After the dealerships moved to dismiss each case and compel arbitration, the trial courts granted the motions and ordered arbitration.

The plaintiffs appealed and the appellate court consolidated the cases.  The appellate court then reversed the orders of the trial courts.  In reaching its decision, the appellate court applied the summary judgment review standard to the motions to compel arbitration and concluded that under the Third Circuit’s ruling in Guidotti v. Legal Helpers Debt Resolution, L.L.C., 716 F.3d 764 (3d Cir. 2013), the trial courts should have conducted an evidentiary hearing to resolve, as a threshold issue, whether the parties entered into an enforceable contract.

The New Jersey Supreme Court then granted the dealerships’ petitions for certification.

The central issue before the New Jersey Supreme Court was “whether plaintiffs should be compelled to address their claims before an arbitrator.”

The plaintiffs argued that because their sales contracts were invalid, either in the formation or because they were effectively rescinded through the contract’s cancellation, then the arbitration agreements also could not be enforced because they were part of the overall invalid sales contracts.

The dealerships argued that the question of the enforceability of the arbitration agreements was a question for the arbitrator to decide and not the courts because the plaintiffs did not issue a challenge specifically to the arbitration provisions.

In analyzing the issue, the New Jersey Supreme Court noted that “[i]n applying the Federal Arbitration Act (FAA), 9 U.S.C. §§ 1 to 16, the United States Supreme Court has provided substantial guidance on the question of whether arbitration should be compelled in situations such as we address in this case.”

Moreover, “New Jersey case law acknowledges the preeminence of the national policy established by Congress through the FAA as well as the Supreme Court’s holdings interpreting and implementing that policy.”

Thus, “we look to the Supreme Court’s decisions to guide us in the enforcement of arbitration agreements according to their terms.”

First, the New Jersey Supreme Court reviewed the decision in Prima Paint Corp. v. Flood & Conklin Mfg. Co., 388 U.S. 395, 87 S. Ct. 1801 (1967), wherein the Supreme Court of the United States (SCOTUS) “held that when a plaintiff raises a claim of fraud in the inducement of a contract as a whole – rather than fraud in the making of the arbitration agreement itself – the FAA requires that the dispute be resolved by the arbitrator.”

SCOTUS’s determination in Prima Paint “recognized that arbitration agreements are severable from the rest of the contract and that the arbitration agreement may be valid separate and apart from the contract as a whole, provided that a party has not challenged the arbitration agreement itself.”

Further, “[SCOTUS] reaffirmed the Prima Paint rule more recently in” Buckeye Check Cashing, Inc. v. Cardegna, 546 U.S. 440, 126 S. Ct. 1204 (2006) and Rent-A-Center, W., Inc. v. Jackson, 561 U.S. 63, 130 S. Ct. 2772 (2010).

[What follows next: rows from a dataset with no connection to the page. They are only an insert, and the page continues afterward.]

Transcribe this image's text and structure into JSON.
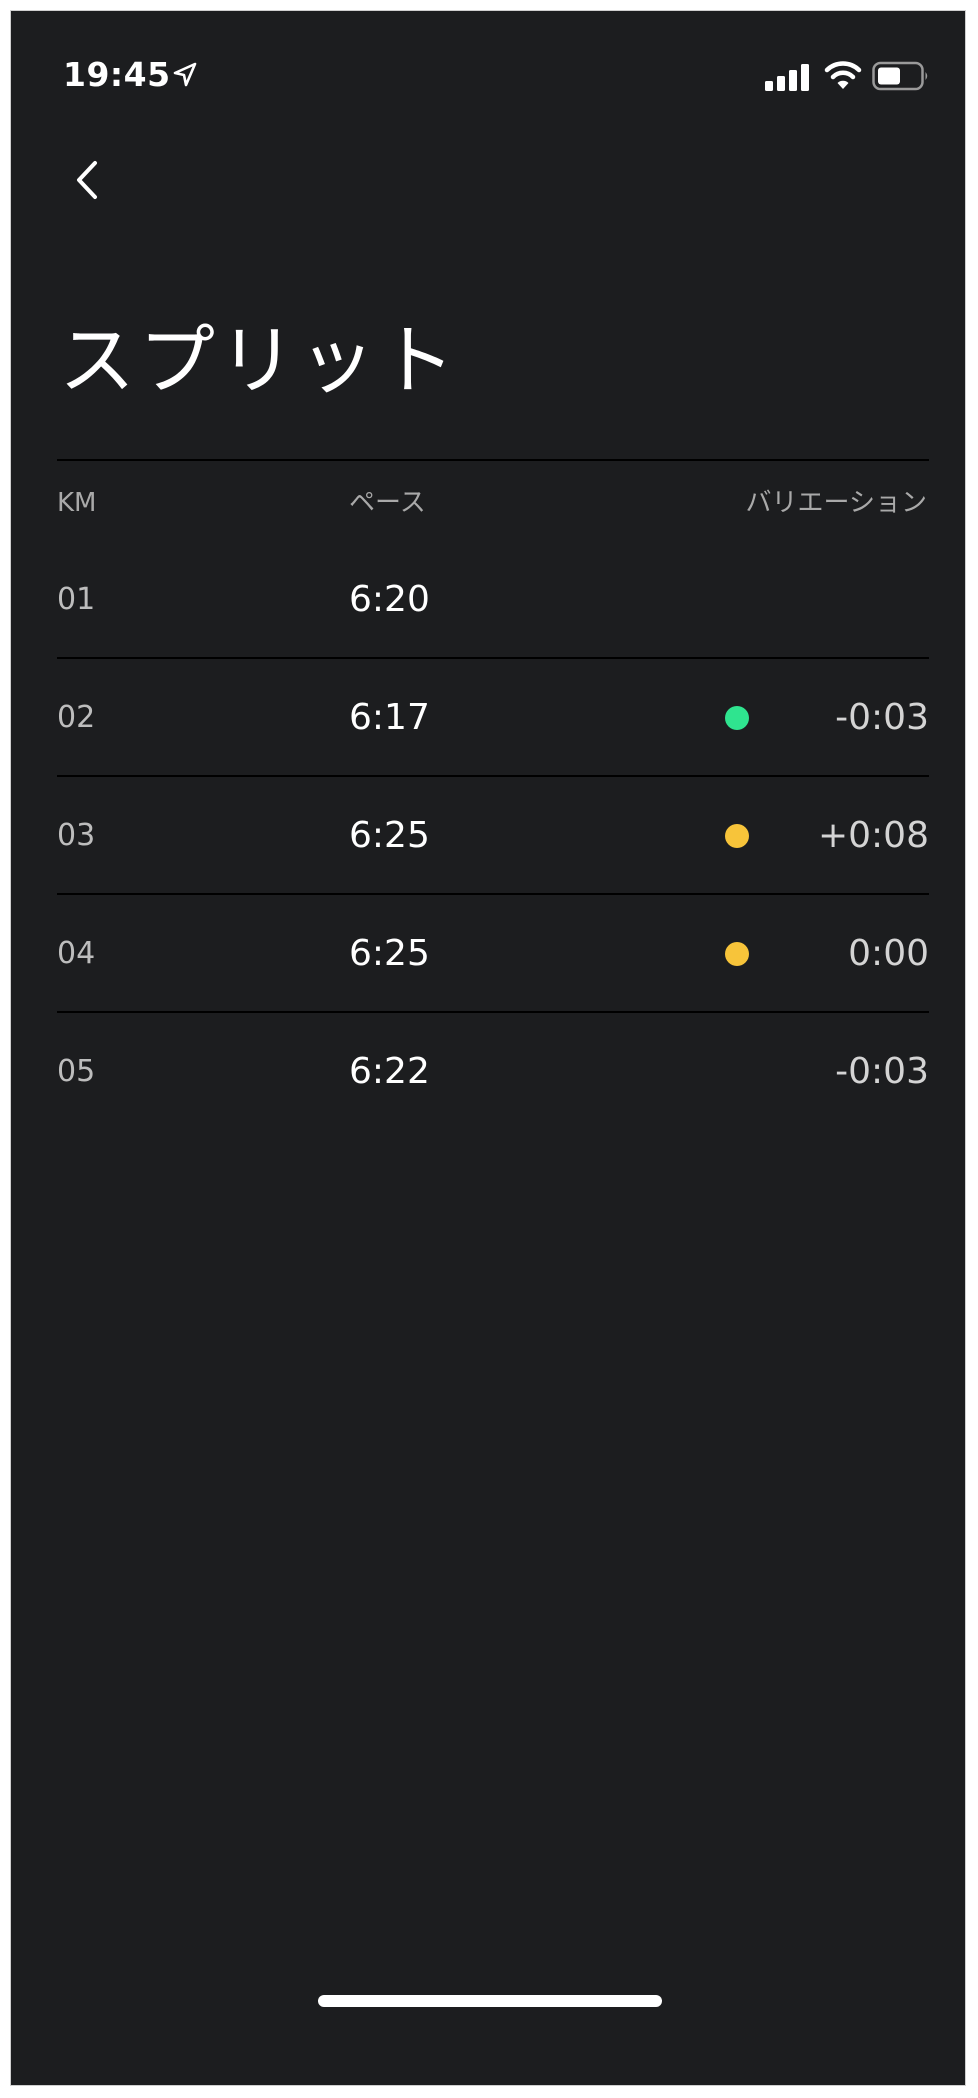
{
  "status_bar": {
    "time": "19:45",
    "location_icon": "location-arrow-icon",
    "signal_icon": "cellular-signal-icon",
    "wifi_icon": "wifi-icon",
    "battery_icon": "battery-icon"
  },
  "nav": {
    "back_icon": "chevron-left-icon"
  },
  "page": {
    "title": "スプリット"
  },
  "table": {
    "headers": {
      "km": "KM",
      "pace": "ペース",
      "variation": "バリエーション"
    },
    "rows": [
      {
        "km": "01",
        "pace": "6:20",
        "variation": "",
        "indicator": "none"
      },
      {
        "km": "02",
        "pace": "6:17",
        "variation": "-0:03",
        "indicator": "green"
      },
      {
        "km": "03",
        "pace": "6:25",
        "variation": "+0:08",
        "indicator": "yellow"
      },
      {
        "km": "04",
        "pace": "6:25",
        "variation": "0:00",
        "indicator": "yellow"
      },
      {
        "km": "05",
        "pace": "6:22",
        "variation": "-0:03",
        "indicator": "none"
      }
    ]
  },
  "colors": {
    "background": "#1c1d1f",
    "green": "#2fe48f",
    "yellow": "#f7c43a",
    "text_primary": "#ffffff",
    "text_secondary": "#a9a9a9"
  }
}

The New Jersey Supreme Court noted that “Plaintiffs do not dispute the validity of the arbitration agreement itself nor do they dispute the delegation provision within it that delegates the question of arbitrability to the arbitrator.”

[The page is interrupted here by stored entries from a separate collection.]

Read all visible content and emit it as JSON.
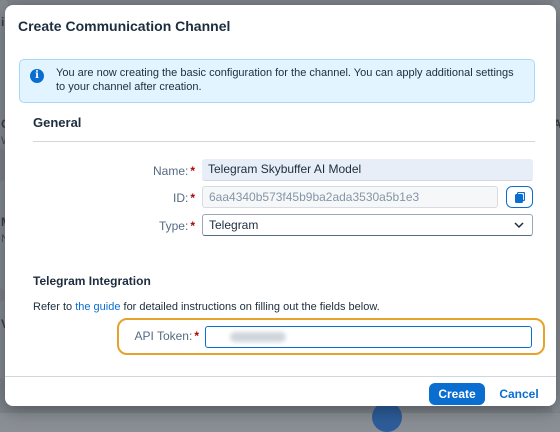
{
  "dialog": {
    "title": "Create Communication Channel",
    "info_message": "You are now creating the basic configuration for the channel. You can apply additional settings to your channel after creation.",
    "section_title": "General",
    "fields": {
      "name_label": "Name:",
      "name_value": "Telegram Skybuffer AI Model",
      "id_label": "ID:",
      "id_value": "6aa4340b573f45b9ba2ada3530a5b1e3",
      "type_label": "Type:",
      "type_value": "Telegram"
    },
    "required_marker": "*",
    "integration": {
      "title": "Telegram Integration",
      "refer_prefix": "Refer to ",
      "guide_link": "the guide",
      "refer_suffix": " for detailed instructions on filling out the fields below.",
      "api_token_label": "API Token:",
      "api_token_value": "(hidden)"
    },
    "buttons": {
      "create": "Create",
      "cancel": "Cancel"
    }
  },
  "background": {
    "letters": [
      "i",
      "C",
      "W",
      "M",
      "N",
      "V",
      "A"
    ]
  },
  "colors": {
    "accent": "#0a6ed1",
    "required": "#aa0808",
    "highlight": "#e7a22a",
    "info_bg": "#e1f4ff"
  },
  "icons": {
    "info": "info-icon",
    "copy": "copy-icon",
    "dropdown": "chevron-down-icon"
  }
}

Instead, “they have continuously maintained that the contract was the product of fraudulent inducement and that the arbitration agreement – within that sales contract – is thus also invalid.”

Thus, based on SCOTUS precedent, the New Jersey Supreme Court had “no doubt that the arbitration agreements in plaintiffs’ contracts . . . are entitled to enforcement.”

Further, “the argument that either plaintiff did not understand the import of the arbitration agreement and did not have it explained to her by the dealership is simply inadequate to avoid enforcement of these clear and conspicuous arbitration agreements that each signed.”

Accordingly, the New Jersey Supreme Court held that the plaintiffs “must arbitrate their claims as to the enforceability of the overall sales contract,” as well as “their various statutory and common law claims.”

Moreover, “because plaintiffs here challenge the contract as a whole rather than the arbitration agreement itself, we hold that the Guidotti summary judgment standard does not apply in this instance.”